Bust Adjustment: Although the style of the bust is looks very forgiving, on larger busts the under-bust accent can disappear, making the apron look a bit blah.  On smaller busts the gathers give you a bunch of extra fabric hanging about and make you look smaller.  Since it's really easy to do, it's a good idea to go ahead and adjust the bust - measure yourself from just below your bust (where your bra band sits) to the top of the bust or where you would like the neckline of the apron to lie. Increase the height of the bust piece so that it is the same as your measurement. If you make a pretty big change, measure horizontally as well to make sure that will work out.  You may want to increase the length of the bias strips to match your new height, but they were plenty long for me without adjustment.

Waist ties: The instructions for this are completely guess and check. It's ridiculous and took me 15 minutes to do the first one. For the second one I just copied the first one and it was perfect from the get-go. So - start by measuring 1" from the end of the apron tie, along the bottom (shorter) edge. Mark a diagonal line from that point to the corner of the tie. Align your mark with the edge of the apron, pin and check. This should give you a fairly good result, although you may want to adjust it slightly.
Apron reverse side, using angled darts

Bias binding/Neck tie: Looks cute but the knot at the back of my neck was annoying. You can replace the tie with a single strip that slides over you neck. Drape a measuring tape over your neck and measure to just below your bust at the sides, near but not quite under your arms.

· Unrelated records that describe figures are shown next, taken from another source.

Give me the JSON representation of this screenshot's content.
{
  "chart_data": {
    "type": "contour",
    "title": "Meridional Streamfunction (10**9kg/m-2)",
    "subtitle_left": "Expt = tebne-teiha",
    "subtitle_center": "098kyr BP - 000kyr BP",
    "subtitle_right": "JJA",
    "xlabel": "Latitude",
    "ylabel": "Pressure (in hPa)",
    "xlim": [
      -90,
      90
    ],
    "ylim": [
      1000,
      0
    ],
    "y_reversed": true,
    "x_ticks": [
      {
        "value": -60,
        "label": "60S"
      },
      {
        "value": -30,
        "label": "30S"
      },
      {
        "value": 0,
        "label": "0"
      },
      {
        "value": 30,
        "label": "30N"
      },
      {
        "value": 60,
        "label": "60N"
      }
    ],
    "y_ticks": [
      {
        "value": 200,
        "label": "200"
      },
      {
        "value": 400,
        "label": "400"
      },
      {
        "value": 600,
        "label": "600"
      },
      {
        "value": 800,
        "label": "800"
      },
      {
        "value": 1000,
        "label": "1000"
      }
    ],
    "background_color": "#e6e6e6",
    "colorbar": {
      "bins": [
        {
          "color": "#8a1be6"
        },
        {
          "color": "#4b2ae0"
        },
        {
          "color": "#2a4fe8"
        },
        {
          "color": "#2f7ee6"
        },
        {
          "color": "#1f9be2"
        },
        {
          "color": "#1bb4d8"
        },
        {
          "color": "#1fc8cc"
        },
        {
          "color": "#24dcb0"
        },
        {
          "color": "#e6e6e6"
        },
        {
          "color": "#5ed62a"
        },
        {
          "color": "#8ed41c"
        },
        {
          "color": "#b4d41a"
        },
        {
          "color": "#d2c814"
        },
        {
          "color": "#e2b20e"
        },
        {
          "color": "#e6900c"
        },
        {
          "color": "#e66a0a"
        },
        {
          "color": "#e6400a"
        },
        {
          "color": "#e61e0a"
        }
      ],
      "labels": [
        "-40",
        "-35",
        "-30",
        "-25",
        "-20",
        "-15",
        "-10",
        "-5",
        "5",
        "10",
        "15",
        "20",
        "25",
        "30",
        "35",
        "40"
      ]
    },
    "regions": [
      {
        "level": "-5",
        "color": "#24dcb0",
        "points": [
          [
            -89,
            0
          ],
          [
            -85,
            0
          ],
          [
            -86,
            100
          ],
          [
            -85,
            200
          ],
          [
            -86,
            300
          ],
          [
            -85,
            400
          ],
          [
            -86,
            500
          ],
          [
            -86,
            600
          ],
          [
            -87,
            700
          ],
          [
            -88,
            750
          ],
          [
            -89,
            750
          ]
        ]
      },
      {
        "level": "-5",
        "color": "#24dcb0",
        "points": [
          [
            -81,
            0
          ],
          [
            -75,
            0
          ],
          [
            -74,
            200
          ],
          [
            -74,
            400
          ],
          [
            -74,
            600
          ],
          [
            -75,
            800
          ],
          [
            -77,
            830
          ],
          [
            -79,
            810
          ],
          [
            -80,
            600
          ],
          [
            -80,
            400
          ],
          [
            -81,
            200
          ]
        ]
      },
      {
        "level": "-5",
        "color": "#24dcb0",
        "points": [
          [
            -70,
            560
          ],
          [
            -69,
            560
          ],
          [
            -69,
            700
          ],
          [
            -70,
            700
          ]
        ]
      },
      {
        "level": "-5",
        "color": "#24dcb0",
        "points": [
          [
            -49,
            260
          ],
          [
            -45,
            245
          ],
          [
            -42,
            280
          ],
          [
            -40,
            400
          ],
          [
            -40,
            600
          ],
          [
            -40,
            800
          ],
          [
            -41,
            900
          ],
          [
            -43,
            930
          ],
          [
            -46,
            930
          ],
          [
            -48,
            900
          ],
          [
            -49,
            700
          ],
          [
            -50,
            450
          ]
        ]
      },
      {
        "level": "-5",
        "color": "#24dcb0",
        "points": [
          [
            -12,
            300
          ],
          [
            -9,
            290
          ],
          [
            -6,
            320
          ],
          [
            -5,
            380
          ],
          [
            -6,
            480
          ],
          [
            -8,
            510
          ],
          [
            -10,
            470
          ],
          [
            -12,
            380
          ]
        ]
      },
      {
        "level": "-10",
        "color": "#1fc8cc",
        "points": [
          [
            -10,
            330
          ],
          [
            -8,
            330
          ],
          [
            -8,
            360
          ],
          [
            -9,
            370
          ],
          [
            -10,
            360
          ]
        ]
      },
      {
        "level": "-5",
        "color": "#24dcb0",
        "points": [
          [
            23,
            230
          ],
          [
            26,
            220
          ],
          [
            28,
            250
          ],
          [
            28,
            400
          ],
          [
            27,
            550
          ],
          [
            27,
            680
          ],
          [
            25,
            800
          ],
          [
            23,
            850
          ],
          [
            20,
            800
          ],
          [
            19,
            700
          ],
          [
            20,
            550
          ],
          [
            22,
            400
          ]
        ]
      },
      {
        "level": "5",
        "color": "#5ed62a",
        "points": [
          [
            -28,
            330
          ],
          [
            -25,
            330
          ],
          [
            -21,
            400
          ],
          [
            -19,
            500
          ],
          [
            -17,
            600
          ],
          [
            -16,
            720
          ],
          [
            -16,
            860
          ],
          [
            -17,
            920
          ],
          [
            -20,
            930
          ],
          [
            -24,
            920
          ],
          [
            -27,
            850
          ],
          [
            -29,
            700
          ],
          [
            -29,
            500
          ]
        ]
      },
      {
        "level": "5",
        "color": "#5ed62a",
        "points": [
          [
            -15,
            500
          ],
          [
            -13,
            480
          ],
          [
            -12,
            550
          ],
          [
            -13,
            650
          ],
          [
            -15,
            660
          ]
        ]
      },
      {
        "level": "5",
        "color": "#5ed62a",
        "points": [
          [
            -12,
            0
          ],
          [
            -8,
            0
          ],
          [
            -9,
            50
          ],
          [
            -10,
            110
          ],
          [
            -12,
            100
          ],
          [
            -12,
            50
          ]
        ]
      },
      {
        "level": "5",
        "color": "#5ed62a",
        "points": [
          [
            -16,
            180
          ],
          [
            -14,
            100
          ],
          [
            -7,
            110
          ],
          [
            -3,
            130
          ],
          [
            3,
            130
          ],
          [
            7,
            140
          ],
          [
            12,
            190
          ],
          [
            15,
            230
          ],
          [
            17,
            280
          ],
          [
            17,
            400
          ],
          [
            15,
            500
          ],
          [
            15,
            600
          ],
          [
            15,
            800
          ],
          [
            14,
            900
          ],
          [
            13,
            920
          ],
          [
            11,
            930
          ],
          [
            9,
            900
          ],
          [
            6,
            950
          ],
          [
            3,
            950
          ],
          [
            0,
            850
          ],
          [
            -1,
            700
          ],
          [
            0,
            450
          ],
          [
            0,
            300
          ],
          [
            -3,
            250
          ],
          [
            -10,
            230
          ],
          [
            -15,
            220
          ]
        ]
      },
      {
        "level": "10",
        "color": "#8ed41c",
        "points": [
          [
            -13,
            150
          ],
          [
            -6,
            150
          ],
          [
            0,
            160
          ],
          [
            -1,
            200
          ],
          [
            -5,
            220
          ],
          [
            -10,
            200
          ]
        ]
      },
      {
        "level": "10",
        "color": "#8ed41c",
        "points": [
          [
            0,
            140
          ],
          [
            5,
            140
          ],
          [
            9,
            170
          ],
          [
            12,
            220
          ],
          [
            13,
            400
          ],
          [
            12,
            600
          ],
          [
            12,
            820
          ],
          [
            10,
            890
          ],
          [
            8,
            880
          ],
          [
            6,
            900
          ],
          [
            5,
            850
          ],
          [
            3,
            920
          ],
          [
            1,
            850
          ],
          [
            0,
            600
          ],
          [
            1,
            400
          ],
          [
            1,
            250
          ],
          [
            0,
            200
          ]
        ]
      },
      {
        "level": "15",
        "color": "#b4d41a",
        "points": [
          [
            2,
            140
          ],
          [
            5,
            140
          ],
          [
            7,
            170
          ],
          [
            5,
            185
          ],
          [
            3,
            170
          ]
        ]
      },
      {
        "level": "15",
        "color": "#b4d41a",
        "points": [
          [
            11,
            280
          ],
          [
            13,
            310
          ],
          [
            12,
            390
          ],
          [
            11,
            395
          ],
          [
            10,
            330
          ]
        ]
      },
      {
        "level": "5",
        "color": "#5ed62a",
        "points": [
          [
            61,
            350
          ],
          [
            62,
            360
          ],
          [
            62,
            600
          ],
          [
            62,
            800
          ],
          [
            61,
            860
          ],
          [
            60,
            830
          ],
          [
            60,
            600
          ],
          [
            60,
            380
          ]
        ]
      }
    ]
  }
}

Add 1" to this measurement to get the total length that you need for your bias strip, then just follow the directions in the pattern, using the ends of your single bias strip instead of one end each of two strips.

Example with straight tucks

Apron Front Tucks: I didn't like the straight tucks in the pattern because I think they looked unfinished, so I changed them to angled darts.  Basically, I just added an angled line from the end of the pattern dart off the side of the pattern, making it about 3" longer.

Look how much sleeker the dart is!  I, for one, don't need any lumps added in around my waist...

So there it is!  And I'm officially back on the horse, folks.